Improving the quality of Web information retrieval using multi-resolution link analysis
The World Wide Web is the most important information source in modern society. The information within the Web is accessed through Web search engines such as Google and Yahoo. These search engines use a global popularity rank during the computation of their results, based on links from all of the pages on the Web. This global popularity rank used by Google is known as PageRank. Using these global popularity ranks biases the search results towards the globally popular Web pages. Our aim is to investigate the effect of a peer popularity rank where popularity is measured only through sites of a similar nature. We perform this task by observing the interaction between Web pages at a finer resolution (as shown in Fig. 1). We expect that using the peer popularity rank will allow search engines to locate Web pages that are more specific to the user needs rather than pages of general popularity. This will improve the quality of information that is delivered by Web search engines and provide organisation amongst the billions of existing Web pages.

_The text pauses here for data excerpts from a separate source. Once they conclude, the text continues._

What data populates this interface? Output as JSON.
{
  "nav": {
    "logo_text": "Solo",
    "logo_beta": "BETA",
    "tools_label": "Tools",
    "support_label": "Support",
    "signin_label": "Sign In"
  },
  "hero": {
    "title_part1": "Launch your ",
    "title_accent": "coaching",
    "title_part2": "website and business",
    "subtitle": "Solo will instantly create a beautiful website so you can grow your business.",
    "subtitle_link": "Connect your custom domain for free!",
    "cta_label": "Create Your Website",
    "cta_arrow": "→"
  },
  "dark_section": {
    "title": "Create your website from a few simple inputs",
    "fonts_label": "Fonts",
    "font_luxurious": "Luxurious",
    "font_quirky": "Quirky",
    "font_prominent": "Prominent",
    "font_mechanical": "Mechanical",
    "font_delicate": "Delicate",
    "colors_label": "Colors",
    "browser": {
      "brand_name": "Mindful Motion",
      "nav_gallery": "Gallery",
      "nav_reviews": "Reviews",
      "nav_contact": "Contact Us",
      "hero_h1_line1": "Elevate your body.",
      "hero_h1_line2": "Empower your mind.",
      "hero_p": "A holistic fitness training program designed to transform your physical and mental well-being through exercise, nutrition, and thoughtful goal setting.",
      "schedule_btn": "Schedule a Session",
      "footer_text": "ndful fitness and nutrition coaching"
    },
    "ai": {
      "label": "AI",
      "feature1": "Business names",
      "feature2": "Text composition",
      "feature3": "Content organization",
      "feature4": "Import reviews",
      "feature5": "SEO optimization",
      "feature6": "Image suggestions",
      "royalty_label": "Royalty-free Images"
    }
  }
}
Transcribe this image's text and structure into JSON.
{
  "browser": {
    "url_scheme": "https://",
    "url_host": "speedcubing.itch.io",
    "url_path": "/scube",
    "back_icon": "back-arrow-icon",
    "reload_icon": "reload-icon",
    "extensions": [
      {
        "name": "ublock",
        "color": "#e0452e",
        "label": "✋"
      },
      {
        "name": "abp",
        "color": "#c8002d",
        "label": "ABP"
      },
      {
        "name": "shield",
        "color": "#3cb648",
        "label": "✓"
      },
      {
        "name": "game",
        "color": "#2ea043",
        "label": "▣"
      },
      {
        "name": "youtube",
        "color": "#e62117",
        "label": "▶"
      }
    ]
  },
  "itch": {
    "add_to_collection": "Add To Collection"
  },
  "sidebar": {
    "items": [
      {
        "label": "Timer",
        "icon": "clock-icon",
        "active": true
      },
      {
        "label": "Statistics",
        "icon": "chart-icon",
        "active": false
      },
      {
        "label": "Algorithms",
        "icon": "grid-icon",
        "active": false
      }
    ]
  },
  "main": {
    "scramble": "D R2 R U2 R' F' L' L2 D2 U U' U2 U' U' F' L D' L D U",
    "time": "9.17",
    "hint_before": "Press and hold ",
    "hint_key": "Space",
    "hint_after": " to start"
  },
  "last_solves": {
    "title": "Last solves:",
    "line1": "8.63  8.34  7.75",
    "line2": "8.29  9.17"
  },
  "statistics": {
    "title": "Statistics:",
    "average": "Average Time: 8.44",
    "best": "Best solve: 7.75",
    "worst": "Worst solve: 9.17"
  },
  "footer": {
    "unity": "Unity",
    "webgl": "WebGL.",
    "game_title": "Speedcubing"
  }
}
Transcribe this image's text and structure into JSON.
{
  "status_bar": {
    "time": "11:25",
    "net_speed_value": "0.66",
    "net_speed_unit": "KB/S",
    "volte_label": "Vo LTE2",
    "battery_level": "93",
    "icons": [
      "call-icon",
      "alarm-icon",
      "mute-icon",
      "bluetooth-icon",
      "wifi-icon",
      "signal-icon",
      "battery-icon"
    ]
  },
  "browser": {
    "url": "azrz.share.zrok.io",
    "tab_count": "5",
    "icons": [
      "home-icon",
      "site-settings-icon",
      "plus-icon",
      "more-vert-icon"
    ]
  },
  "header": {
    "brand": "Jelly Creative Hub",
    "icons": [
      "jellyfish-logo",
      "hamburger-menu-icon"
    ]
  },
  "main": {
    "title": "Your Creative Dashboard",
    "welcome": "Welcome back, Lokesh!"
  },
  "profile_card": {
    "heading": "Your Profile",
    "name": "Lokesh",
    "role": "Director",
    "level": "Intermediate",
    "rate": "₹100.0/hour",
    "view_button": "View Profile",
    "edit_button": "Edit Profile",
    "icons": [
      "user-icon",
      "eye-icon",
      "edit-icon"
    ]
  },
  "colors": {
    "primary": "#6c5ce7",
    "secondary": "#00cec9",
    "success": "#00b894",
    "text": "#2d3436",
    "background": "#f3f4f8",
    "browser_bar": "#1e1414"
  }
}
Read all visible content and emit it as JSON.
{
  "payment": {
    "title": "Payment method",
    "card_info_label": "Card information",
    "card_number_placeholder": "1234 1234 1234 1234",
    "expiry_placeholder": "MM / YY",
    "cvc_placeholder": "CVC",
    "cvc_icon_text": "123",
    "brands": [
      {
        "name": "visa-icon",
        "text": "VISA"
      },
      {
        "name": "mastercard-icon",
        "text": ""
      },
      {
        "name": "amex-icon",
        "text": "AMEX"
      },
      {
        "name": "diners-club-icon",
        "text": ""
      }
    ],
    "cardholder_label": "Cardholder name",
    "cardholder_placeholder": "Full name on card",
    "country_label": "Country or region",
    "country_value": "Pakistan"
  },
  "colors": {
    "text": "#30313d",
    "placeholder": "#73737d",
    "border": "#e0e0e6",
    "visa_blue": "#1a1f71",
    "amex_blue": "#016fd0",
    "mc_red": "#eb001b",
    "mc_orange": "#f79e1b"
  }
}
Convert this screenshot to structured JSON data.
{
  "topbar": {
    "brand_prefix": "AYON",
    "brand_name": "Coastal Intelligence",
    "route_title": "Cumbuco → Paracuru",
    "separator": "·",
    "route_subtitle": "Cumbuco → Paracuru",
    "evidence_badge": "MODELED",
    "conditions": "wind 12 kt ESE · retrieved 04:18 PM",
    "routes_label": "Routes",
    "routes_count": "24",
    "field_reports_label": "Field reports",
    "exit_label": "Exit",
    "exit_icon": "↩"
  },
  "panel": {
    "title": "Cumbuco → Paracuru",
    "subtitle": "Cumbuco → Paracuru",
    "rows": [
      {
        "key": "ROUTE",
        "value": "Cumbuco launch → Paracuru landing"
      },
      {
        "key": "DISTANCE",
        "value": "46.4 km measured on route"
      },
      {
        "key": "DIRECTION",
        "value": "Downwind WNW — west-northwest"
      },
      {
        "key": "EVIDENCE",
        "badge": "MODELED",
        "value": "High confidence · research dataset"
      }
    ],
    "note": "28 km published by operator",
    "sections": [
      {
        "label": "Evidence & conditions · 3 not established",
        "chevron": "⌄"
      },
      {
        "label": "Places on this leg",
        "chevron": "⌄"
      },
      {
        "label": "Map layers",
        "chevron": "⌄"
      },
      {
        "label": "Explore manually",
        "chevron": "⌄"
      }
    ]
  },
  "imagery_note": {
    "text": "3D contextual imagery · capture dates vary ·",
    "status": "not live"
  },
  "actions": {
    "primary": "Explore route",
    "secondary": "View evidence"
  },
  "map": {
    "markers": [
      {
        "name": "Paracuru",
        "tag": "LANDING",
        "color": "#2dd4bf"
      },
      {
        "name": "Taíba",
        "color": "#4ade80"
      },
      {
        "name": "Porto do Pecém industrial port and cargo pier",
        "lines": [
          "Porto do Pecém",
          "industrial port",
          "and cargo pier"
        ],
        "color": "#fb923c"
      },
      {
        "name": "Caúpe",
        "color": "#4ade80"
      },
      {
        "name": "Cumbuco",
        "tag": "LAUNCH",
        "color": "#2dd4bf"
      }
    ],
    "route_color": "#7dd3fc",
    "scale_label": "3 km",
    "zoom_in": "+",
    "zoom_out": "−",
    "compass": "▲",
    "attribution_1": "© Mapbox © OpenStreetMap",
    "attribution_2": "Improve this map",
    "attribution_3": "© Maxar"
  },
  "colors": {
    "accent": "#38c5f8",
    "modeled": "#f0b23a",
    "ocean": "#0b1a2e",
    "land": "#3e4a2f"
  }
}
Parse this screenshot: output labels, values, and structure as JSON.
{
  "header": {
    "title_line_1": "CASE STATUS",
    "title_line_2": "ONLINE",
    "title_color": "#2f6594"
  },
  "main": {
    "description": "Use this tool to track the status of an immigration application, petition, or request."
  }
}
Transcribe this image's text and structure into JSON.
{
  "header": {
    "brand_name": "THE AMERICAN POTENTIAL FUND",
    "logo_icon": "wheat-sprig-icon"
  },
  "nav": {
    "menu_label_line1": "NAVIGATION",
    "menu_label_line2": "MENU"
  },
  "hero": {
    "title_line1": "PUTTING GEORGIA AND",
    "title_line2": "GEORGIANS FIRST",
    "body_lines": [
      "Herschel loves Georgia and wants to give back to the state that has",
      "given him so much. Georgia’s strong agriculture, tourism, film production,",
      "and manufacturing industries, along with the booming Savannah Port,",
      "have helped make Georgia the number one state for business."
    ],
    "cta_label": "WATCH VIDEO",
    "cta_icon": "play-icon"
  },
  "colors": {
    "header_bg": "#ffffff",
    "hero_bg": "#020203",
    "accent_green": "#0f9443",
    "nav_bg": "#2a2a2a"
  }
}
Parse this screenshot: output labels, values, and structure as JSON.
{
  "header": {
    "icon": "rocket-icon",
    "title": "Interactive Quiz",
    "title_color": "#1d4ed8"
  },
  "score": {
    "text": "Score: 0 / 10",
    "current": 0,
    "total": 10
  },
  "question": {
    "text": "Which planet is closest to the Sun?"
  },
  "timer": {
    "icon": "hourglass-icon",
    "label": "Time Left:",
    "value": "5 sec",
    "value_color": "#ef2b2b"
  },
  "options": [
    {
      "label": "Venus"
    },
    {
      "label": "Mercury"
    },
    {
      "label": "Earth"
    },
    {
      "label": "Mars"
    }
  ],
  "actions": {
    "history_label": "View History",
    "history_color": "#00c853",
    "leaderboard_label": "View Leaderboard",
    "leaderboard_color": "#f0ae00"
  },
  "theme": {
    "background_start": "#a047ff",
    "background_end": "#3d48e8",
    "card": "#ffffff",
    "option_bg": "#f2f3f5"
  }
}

We can illustrate our argument with this simple example. If we were to ask a group of people where to buy a toaster, they would direct us to one of the big stores like Myer; this is a popular shop but it is not a specialist in any area. On the other hand if we were to ask a group of people who know a lot about toasters, they would direct us to a specialist shop like “Joe’s toaster emporium” where we would get specialist advice as to which toaster to choose. Please note that the Web was searched for a specialist toaster shop, but all that was returned was Amazon.com (the most popular general store on the Web). This result in itself shows that our research is essential.
To date, our research has lead us to analyse the effect of using Symmetric Non-negative Matrix Factorisation (SNMF) to discover multi-resolution Web communities. We have shown that by using this method, we could potentially provide a 50% increase in the precision of the retrieval results over Google’s PageRank. Further research using SNMF must be performed to examine the relationships between the community ranks and the users’ queries.